Dois grandes temas relacionam-se diretamente com o Pará, que é a construção da usina em Belo Monte e o novo Código Florestal. Os dois tocam em questões de território e impactos sociais: Belo Monte, envolvendo discussões sobre os impactos que a obra pode causar nas comunidades indígenas e ribeirinhas; e o Código Florestal, cuja proposta em trâmite no Senado tenta diminuir as áreas de preservação permanente, o que ajudaria o pequeno agricultor. A criação de novos Estados ajudaria ou atrapalharia os pequenos agricultores e a agricultura familiar?

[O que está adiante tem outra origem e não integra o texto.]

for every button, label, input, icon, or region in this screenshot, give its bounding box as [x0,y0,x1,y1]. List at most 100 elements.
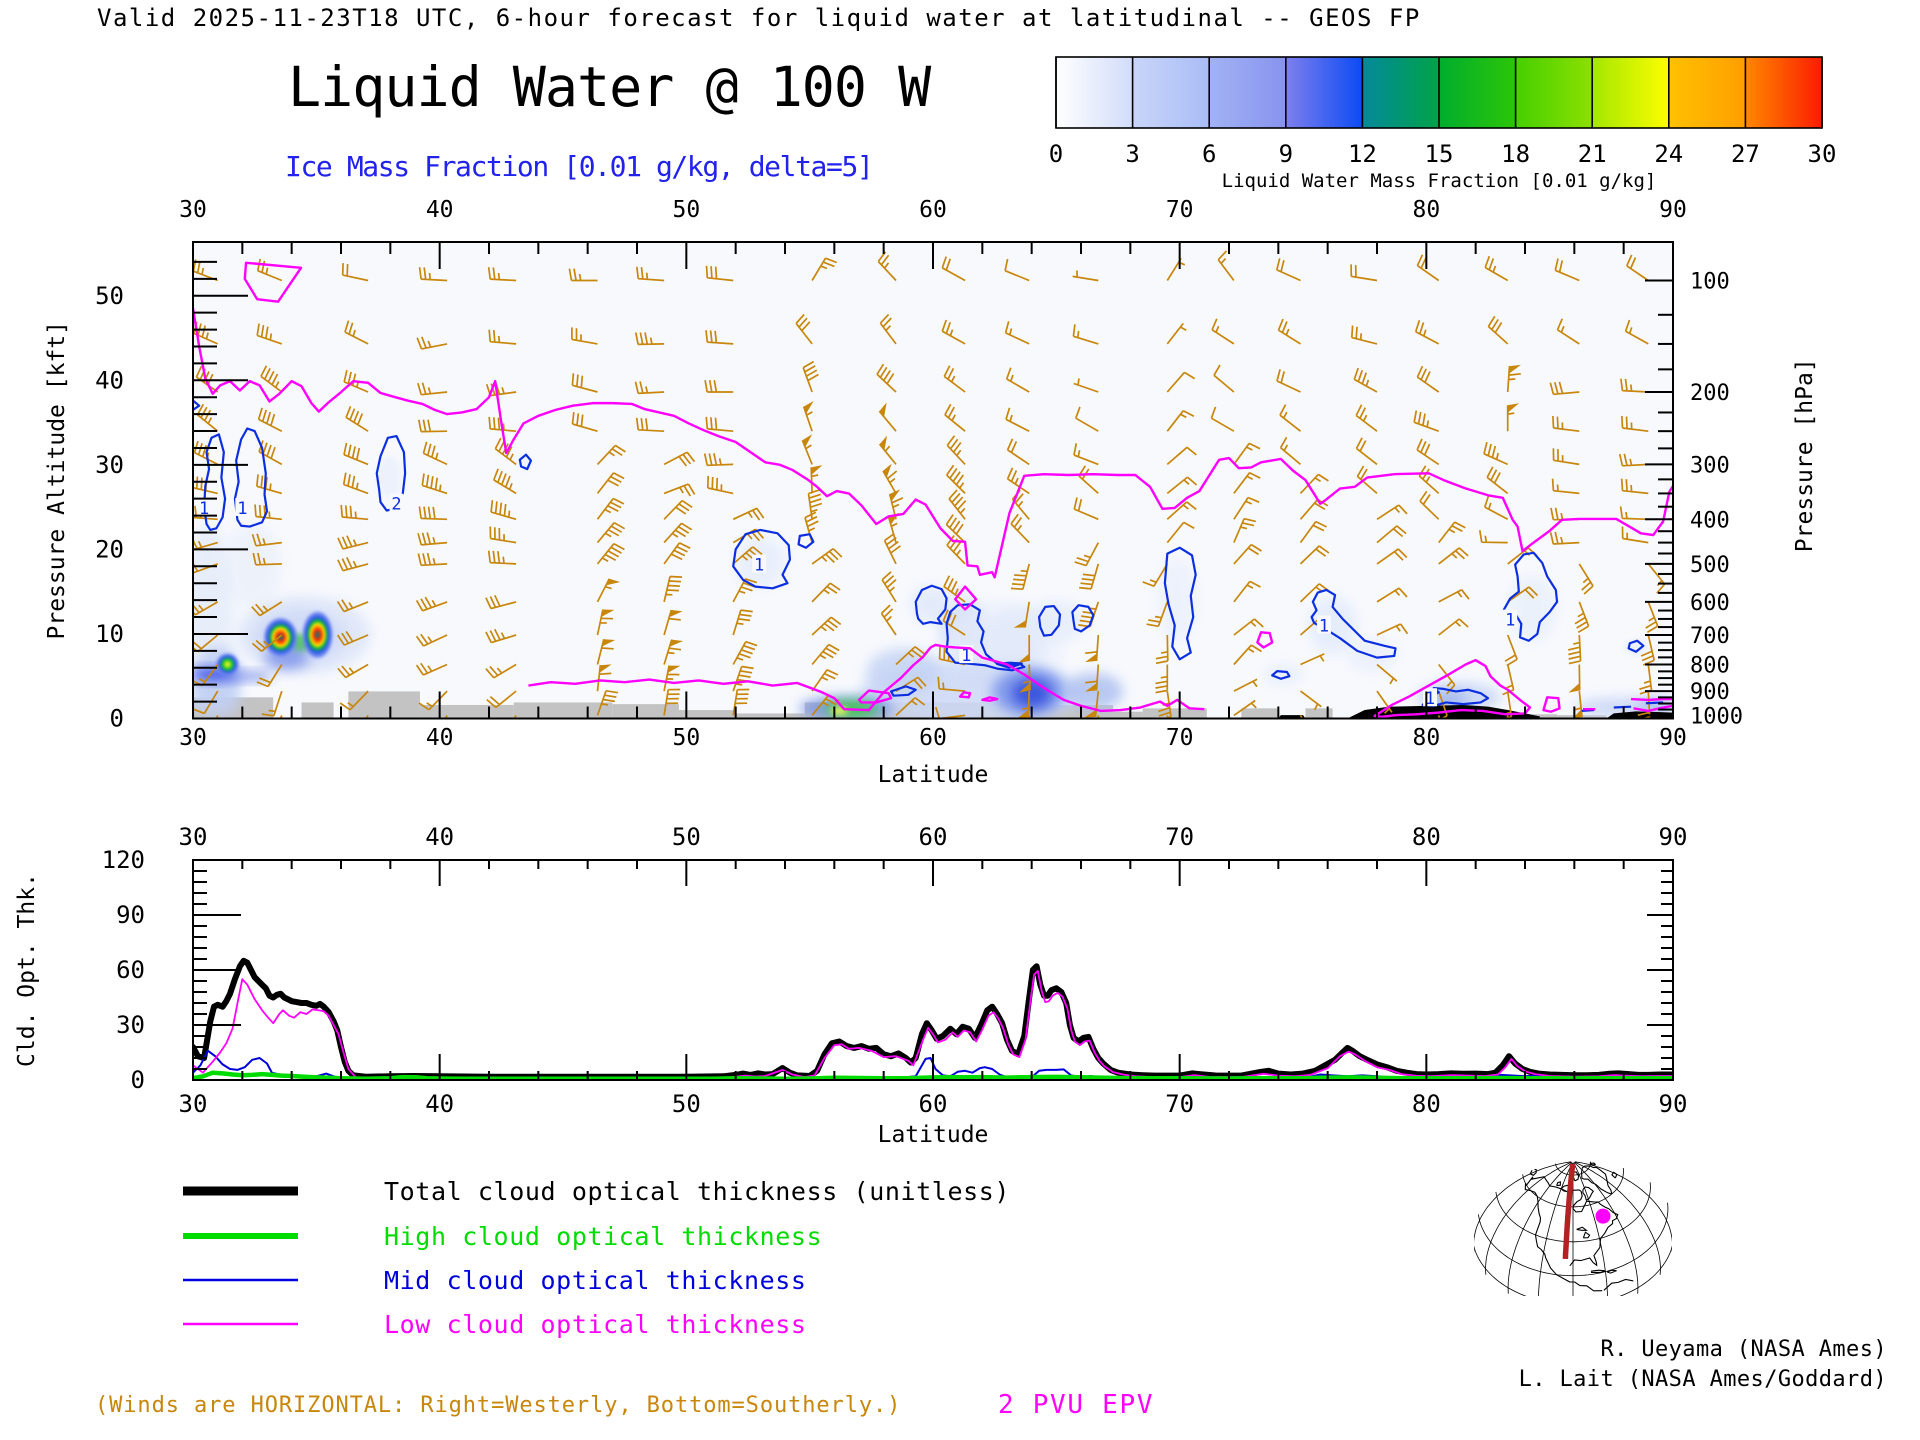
barb-staff [1506,405,1515,432]
wind-barb [421,473,448,495]
barb-staff [1355,437,1378,466]
legend-label: High cloud optical thickness [384,1222,822,1251]
barb-staff [663,499,693,520]
wind-barb [1419,490,1440,520]
barb-staff [941,319,966,345]
wind-barb [941,319,966,345]
barb-staff [488,329,517,345]
wind-barb [1438,588,1470,603]
wind-barb [1549,531,1580,545]
barb-staff [1277,318,1301,345]
wind-barb [1353,367,1378,393]
wind-barb [596,638,616,665]
barb-staff [596,444,626,465]
wind-barb [943,575,966,603]
y-tick-label-right: 1000 [1690,704,1743,729]
wind-barb [485,628,517,644]
barb-staff [251,533,282,547]
legend-group: Total cloud optical thickness (unitless)… [183,1177,1009,1339]
wind-barb [1072,324,1099,345]
terrain-gray [1113,711,1143,719]
barb-staff [663,575,683,603]
barb-staff [1619,506,1649,521]
header-group: Valid 2025-11-23T18 UTC, 6-hour forecast… [97,4,1419,183]
epv-closed-contour [1542,696,1561,713]
wind-barb [1211,318,1235,345]
colorbar-tick-label: 21 [1578,140,1607,168]
barb-staff [941,256,966,282]
y-tick-label-right: 900 [1690,680,1730,705]
barb-staff [571,412,598,433]
wind-barb [487,550,517,565]
barb-flag [1019,682,1031,693]
barb-staff [1004,321,1030,345]
wind-barb [415,596,448,612]
barb-staff [260,365,283,393]
wind-barb [1376,663,1398,685]
map-coastline [1582,1186,1595,1201]
wind-barb [636,266,665,282]
y-tick-label-right: 300 [1690,453,1730,478]
inset-map-group [1474,1161,1672,1296]
barb-flag [1507,403,1519,413]
wind-barb [1299,545,1330,565]
p2-x-axis-label: Latitude [878,1122,989,1148]
colorbar-tick-label: 18 [1501,140,1530,168]
barb-staff [1097,715,1100,719]
wind-barb [418,267,448,282]
y-tick-label-left: 40 [95,366,124,394]
wind-barb [1413,410,1439,432]
barb-staff [487,550,517,565]
winds-footnote: (Winds are HORIZONTAL: Right=Westerly, B… [95,1393,901,1418]
barb-staff [635,417,665,433]
barb-staff [596,665,612,692]
wind-barb [596,497,625,520]
wind-barb [1166,371,1196,393]
wind-barb [895,697,926,717]
barb-staff [252,552,282,566]
barb-staff [1438,588,1470,603]
wind-barb [417,382,448,396]
barb-staff [1073,443,1099,466]
ice-label-mask [235,497,250,516]
wind-barb [663,609,683,636]
barb-staff [421,473,448,495]
map-graticule-meridian [1474,1161,1572,1252]
wind-barb [596,609,615,636]
barb-staff [1350,264,1378,282]
wind-barb [596,472,625,494]
ice-contour [1037,604,1062,637]
wind-barb [489,526,517,544]
barb-staff [341,263,369,282]
barb-staff [1438,521,1466,544]
wind-barb [1356,465,1378,495]
barb-staff [732,546,763,565]
wind-barb [485,663,517,679]
wind-barb [811,548,843,565]
barb-flag [1567,734,1579,743]
barb-staff [1478,530,1508,544]
wind-barb [634,332,665,346]
wind-barb [663,483,696,497]
barb-staff [1640,634,1656,666]
y-axis-label-right: Pressure [hPa] [1792,358,1818,552]
barb-staff [1072,270,1099,282]
barb-staff [1155,664,1169,694]
terrain-gray [1142,708,1207,719]
wind-barb [732,546,763,565]
colorbar-tick-label: 6 [1202,140,1216,168]
barb-staff [1620,378,1649,393]
wind-barb [487,267,517,282]
map-coastline [1529,1168,1537,1176]
wind-barb [1276,369,1301,393]
barb-staff [1419,490,1440,520]
optical-thickness-series [193,970,1673,1080]
map-coastline [1581,1165,1613,1195]
wind-barb [1626,254,1649,282]
barb-staff [344,320,369,345]
barb-staff [1353,367,1378,393]
barb-staff [1094,691,1100,717]
barb-flag [669,639,684,647]
barb-staff [946,435,966,465]
liquid-shading-blob [1157,557,1197,643]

Como ficaria a questão dos módulos de terras cultiváveis?
O Pará ficaria reduzido basicamente ao nordeste paraense e à questão da Ilha do Marajó. O problema é que temos no Pará a seguinte questão: nós temos um Estado grande, ou nós temos uma política pequena? Parece que a resposta está muito mais próxima da segunda opção. Mesmo o Pará não conseguiu dar conta de favorecer uma agricultura de, principalmente, uma população que veio em busca de terra. E nem os novos Estados darão, porque também reforçam o discurso do latifúndio, assim como reforçam o discurso das hidrelétricas. Belo Monte é importante para o Brasil, mas por que não se torna importante para os paraenses e as pessoas de Tapajós e Carajás?

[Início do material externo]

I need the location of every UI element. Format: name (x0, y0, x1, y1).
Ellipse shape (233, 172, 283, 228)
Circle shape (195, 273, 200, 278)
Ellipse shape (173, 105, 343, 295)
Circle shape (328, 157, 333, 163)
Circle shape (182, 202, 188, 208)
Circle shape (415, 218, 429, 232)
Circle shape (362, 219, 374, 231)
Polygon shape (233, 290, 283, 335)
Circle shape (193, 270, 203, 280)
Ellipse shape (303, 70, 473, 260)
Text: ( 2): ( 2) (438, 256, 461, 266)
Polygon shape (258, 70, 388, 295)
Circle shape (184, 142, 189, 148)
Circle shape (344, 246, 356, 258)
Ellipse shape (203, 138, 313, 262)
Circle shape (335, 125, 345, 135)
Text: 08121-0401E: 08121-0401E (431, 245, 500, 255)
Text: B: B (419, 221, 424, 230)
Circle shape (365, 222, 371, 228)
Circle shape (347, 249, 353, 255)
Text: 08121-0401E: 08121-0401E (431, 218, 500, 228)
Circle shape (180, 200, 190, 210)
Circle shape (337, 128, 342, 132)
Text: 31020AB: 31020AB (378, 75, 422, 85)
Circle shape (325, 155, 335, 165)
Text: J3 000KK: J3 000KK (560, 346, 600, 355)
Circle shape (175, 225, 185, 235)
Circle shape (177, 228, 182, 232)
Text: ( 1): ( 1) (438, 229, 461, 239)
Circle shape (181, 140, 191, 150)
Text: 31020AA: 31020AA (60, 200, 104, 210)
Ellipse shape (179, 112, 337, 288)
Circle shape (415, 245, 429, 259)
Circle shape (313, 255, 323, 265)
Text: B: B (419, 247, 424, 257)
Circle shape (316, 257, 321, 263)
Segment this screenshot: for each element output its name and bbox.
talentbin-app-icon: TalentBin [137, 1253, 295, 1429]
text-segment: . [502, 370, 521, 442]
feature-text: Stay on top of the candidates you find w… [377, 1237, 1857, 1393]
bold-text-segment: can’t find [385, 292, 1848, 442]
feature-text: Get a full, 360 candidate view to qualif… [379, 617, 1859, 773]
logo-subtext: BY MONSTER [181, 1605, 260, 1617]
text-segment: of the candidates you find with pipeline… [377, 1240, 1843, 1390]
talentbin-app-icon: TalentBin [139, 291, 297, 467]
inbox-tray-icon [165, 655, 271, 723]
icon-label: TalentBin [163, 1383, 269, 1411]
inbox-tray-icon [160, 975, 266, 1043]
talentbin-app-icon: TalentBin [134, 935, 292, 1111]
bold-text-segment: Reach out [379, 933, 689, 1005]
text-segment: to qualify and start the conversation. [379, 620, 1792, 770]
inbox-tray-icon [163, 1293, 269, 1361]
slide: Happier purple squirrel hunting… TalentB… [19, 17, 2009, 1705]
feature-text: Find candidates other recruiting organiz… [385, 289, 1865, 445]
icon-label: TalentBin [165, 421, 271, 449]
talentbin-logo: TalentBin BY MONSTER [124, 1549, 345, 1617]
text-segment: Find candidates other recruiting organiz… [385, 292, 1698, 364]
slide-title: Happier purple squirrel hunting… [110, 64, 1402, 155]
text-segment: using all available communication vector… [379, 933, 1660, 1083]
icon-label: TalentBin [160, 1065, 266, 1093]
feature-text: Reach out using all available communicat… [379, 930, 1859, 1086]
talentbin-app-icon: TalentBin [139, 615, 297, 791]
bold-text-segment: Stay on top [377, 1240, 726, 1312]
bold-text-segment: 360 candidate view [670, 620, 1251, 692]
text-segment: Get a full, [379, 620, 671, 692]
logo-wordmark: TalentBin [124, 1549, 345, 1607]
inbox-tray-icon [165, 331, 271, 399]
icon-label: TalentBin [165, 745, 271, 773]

Por exemplo, durante muito tempo a hidrelétrica de Tucuruí passou por cima de municípios. É necessário que você crie outra lógica de Estado, que pense nas suas populações tradicionais (indígenas, ribeirinhos e quilombolas), mas também contemple essa dinâmica que veio devido a esses grandes projetos. O Estado do Pará não tem uma política agrícola e agrária, que contemple essas diferenças, tanto o grande quanto o pequeno produtor. E não seria a fragmentação que daria isso.

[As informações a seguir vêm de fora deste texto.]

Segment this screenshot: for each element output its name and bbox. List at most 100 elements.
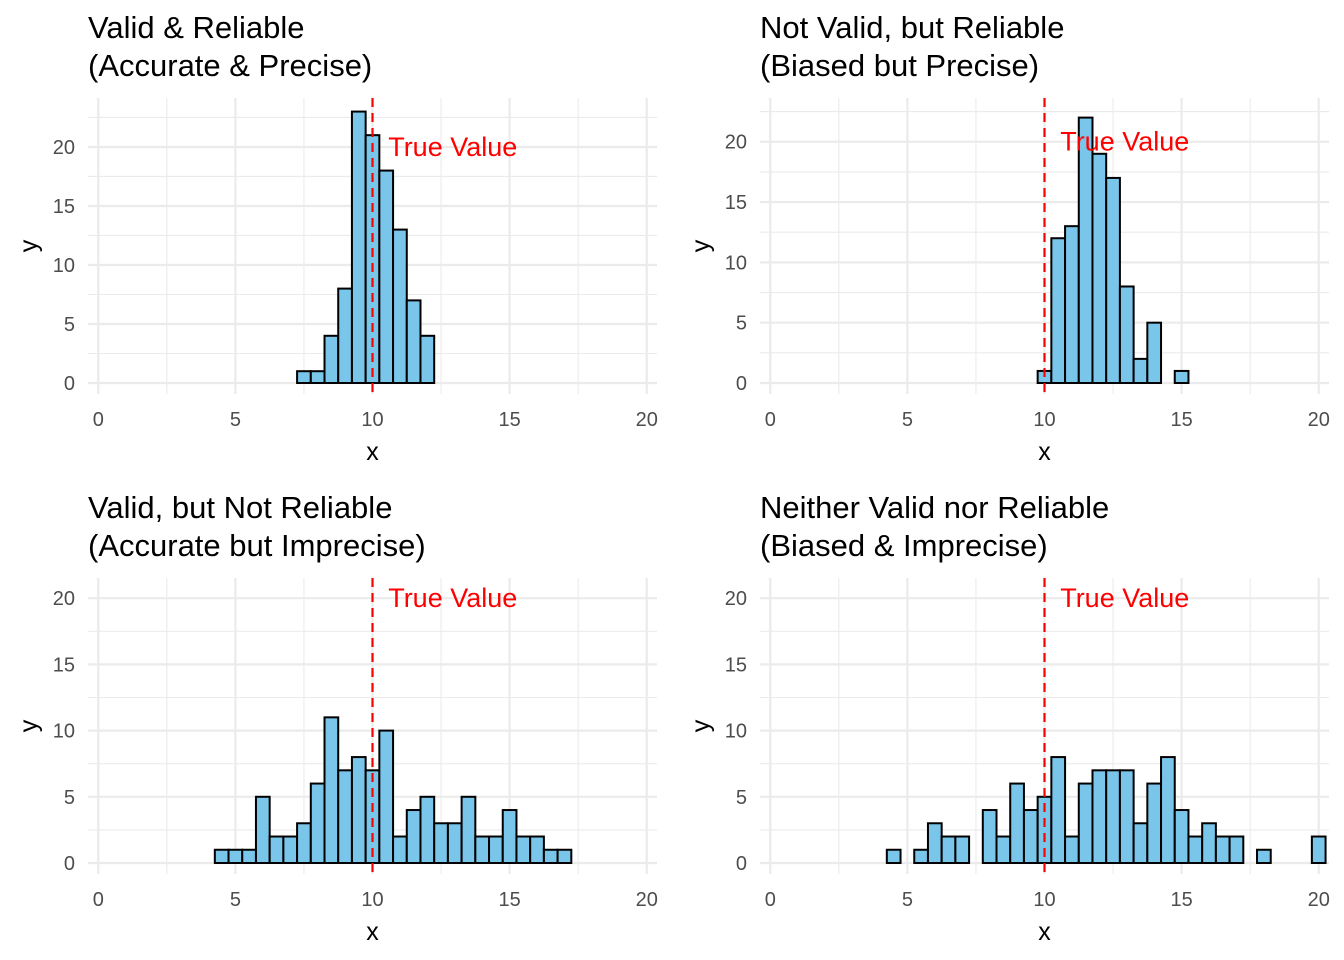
x-tick-label: 15 bbox=[1170, 889, 1192, 911]
histogram-bar bbox=[954, 835, 971, 865]
panel-valid-not-reliable: True Value 0 5 10 15 20 0 5 10 15 20 x y Valid, but N… bbox=[15, 490, 658, 946]
histogram-bar bbox=[1091, 152, 1108, 384]
x-tick-label: 15 bbox=[498, 409, 520, 431]
y-tick-label: 5 bbox=[736, 313, 747, 335]
histogram-bar bbox=[529, 835, 545, 865]
y-tick-label: 15 bbox=[725, 192, 747, 214]
y-axis-title: y bbox=[687, 719, 715, 732]
y-tick-label: 0 bbox=[736, 373, 747, 395]
histogram-bars bbox=[885, 756, 1327, 865]
y-tick-label: 10 bbox=[53, 255, 75, 277]
histogram-bar bbox=[1132, 357, 1149, 384]
histogram-bar bbox=[515, 835, 532, 865]
histogram-bar bbox=[1091, 769, 1108, 865]
histogram-bar bbox=[282, 835, 299, 865]
y-tick-label: 15 bbox=[53, 654, 75, 676]
x-tick-label: 20 bbox=[636, 409, 658, 431]
x-tick-label: 20 bbox=[1308, 409, 1330, 431]
histogram-bar bbox=[474, 835, 491, 865]
histogram-bar bbox=[392, 228, 408, 384]
y-tick-label: 15 bbox=[53, 196, 75, 218]
histogram-bar bbox=[1118, 285, 1135, 384]
histogram-bar bbox=[1064, 835, 1080, 865]
panel-not-valid-reliable: True Value 0 5 10 15 20 0 5 10 15 20 x y Not Valid, b… bbox=[687, 10, 1330, 466]
histogram-bar bbox=[213, 848, 230, 865]
histogram-bar bbox=[1105, 176, 1121, 384]
histogram-bars bbox=[296, 110, 436, 385]
histogram-bar bbox=[1173, 809, 1190, 865]
histogram-bar bbox=[419, 795, 436, 864]
histogram-bar bbox=[1064, 225, 1080, 384]
histogram-bar bbox=[1077, 116, 1094, 384]
histogram-bar bbox=[1146, 782, 1163, 865]
x-tick-label: 0 bbox=[765, 409, 776, 431]
histogram-bar bbox=[1256, 848, 1272, 865]
y-tick-label: 0 bbox=[64, 373, 75, 395]
grid bbox=[760, 98, 1329, 394]
y-axis-title: y bbox=[15, 239, 43, 252]
y-tick-label: 10 bbox=[53, 721, 75, 743]
x-tick-label: 5 bbox=[902, 409, 913, 431]
y-tick-label: 0 bbox=[64, 853, 75, 875]
histogram-bar bbox=[1214, 835, 1231, 865]
x-tick-label: 15 bbox=[1170, 409, 1192, 431]
x-tick-label: 0 bbox=[93, 409, 104, 431]
histogram-bar bbox=[1187, 835, 1204, 865]
y-tick-label: 20 bbox=[53, 588, 75, 610]
histogram-bar bbox=[1105, 769, 1121, 865]
histogram-bar bbox=[460, 795, 477, 864]
histogram-bar bbox=[433, 822, 449, 864]
y-tick-label: 10 bbox=[725, 721, 747, 743]
true-value-label: True Value bbox=[1060, 583, 1189, 613]
panel-title: Valid & Reliable bbox=[88, 10, 305, 45]
histogram-bar bbox=[378, 729, 395, 864]
histogram-bar bbox=[309, 370, 326, 385]
histogram-bar bbox=[488, 835, 504, 865]
histogram-bar bbox=[392, 835, 408, 865]
x-tick-label: 0 bbox=[765, 889, 776, 911]
y-tick-label: 20 bbox=[725, 588, 747, 610]
histogram-bar bbox=[350, 756, 367, 865]
histogram-bar bbox=[940, 835, 957, 865]
histogram-bar bbox=[1160, 756, 1176, 865]
x-axis-title: x bbox=[1038, 918, 1051, 946]
x-tick-label: 20 bbox=[636, 889, 658, 911]
panel-subtitle: (Biased but Precise) bbox=[760, 48, 1039, 83]
x-tick-label: 5 bbox=[902, 889, 913, 911]
x-axis-title: x bbox=[1038, 438, 1051, 466]
histogram-bar bbox=[1146, 321, 1163, 384]
histogram-bar bbox=[885, 848, 902, 865]
y-axis-title: y bbox=[687, 239, 715, 252]
histogram-bar bbox=[241, 848, 257, 865]
histogram-bar bbox=[323, 716, 340, 864]
panel-title: Valid, but Not Reliable bbox=[88, 490, 392, 525]
panel-title: Not Valid, but Reliable bbox=[760, 10, 1064, 45]
histogram-bar bbox=[1201, 822, 1217, 864]
histogram-bar bbox=[1310, 835, 1327, 865]
x-tick-label: 10 bbox=[361, 409, 383, 431]
histogram-bar bbox=[1009, 782, 1025, 865]
panel-valid-reliable: True Value 0 5 10 15 20 0 5 10 15 20 x y Valid & Reli… bbox=[15, 10, 658, 466]
x-tick-label: 10 bbox=[361, 889, 383, 911]
histogram-bars bbox=[1036, 116, 1190, 384]
histogram-bar bbox=[1173, 369, 1190, 384]
x-tick-label: 10 bbox=[1033, 889, 1055, 911]
x-tick-label: 20 bbox=[1308, 889, 1330, 911]
histogram-bar bbox=[926, 822, 943, 864]
histogram-bar bbox=[556, 848, 573, 865]
panel-subtitle: (Biased & Imprecise) bbox=[760, 528, 1048, 563]
histogram-bar bbox=[268, 835, 285, 865]
histogram-bar bbox=[419, 334, 436, 385]
histogram-bar bbox=[995, 835, 1012, 865]
histogram-bar bbox=[981, 809, 998, 865]
panel-title: Neither Valid nor Reliable bbox=[760, 490, 1109, 525]
y-tick-label: 5 bbox=[736, 787, 747, 809]
y-axis-title: y bbox=[15, 719, 43, 732]
true-value-label: True Value bbox=[388, 583, 517, 613]
x-tick-label: 10 bbox=[1033, 409, 1055, 431]
x-tick-label: 5 bbox=[230, 889, 241, 911]
histogram-bar bbox=[913, 848, 929, 865]
y-tick-label: 0 bbox=[736, 853, 747, 875]
histogram-bar bbox=[296, 370, 312, 385]
histogram-bar bbox=[1050, 237, 1067, 384]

Nós temos um Código Florestal (o “antigo”), que tinha certa regulação territorial. Já o novo código é permissivo demais, fará com que tenhamos muito mais desmatamentos. E o Estado do Pará desmata muito, mas não é o pequeno agricultor, mas sim o grande proprietário, que desmata para a pecuária, a soja. A anistia [àqueles que desmataram antes de 2008] é maléfica à estrutura da democracia brasileira. Não é possível você perdoar, porque não se colocou em risco apenas o ecossistema, mas também uma cultura de um povo que vive na região amazônica.
O plebiscito deve ocorrer nos próximos seis meses. A sociedade está preparada para decidir isso?
Plebiscito é uma consulta, isso não quer dizer que o Estado brasileiro vá aceitar essa consulta. Nós não temos um estudo de viabilidade econômica e social que colocou os diferentes atores e a representação dos atores sociais do Pará num debate sobre quê Estado nós queremos e se essa fragmentação traz benefícios à sociedade. Isso não existe. Se pegarmos o estudo de viabilidade econômica feito, é no mínimo risível.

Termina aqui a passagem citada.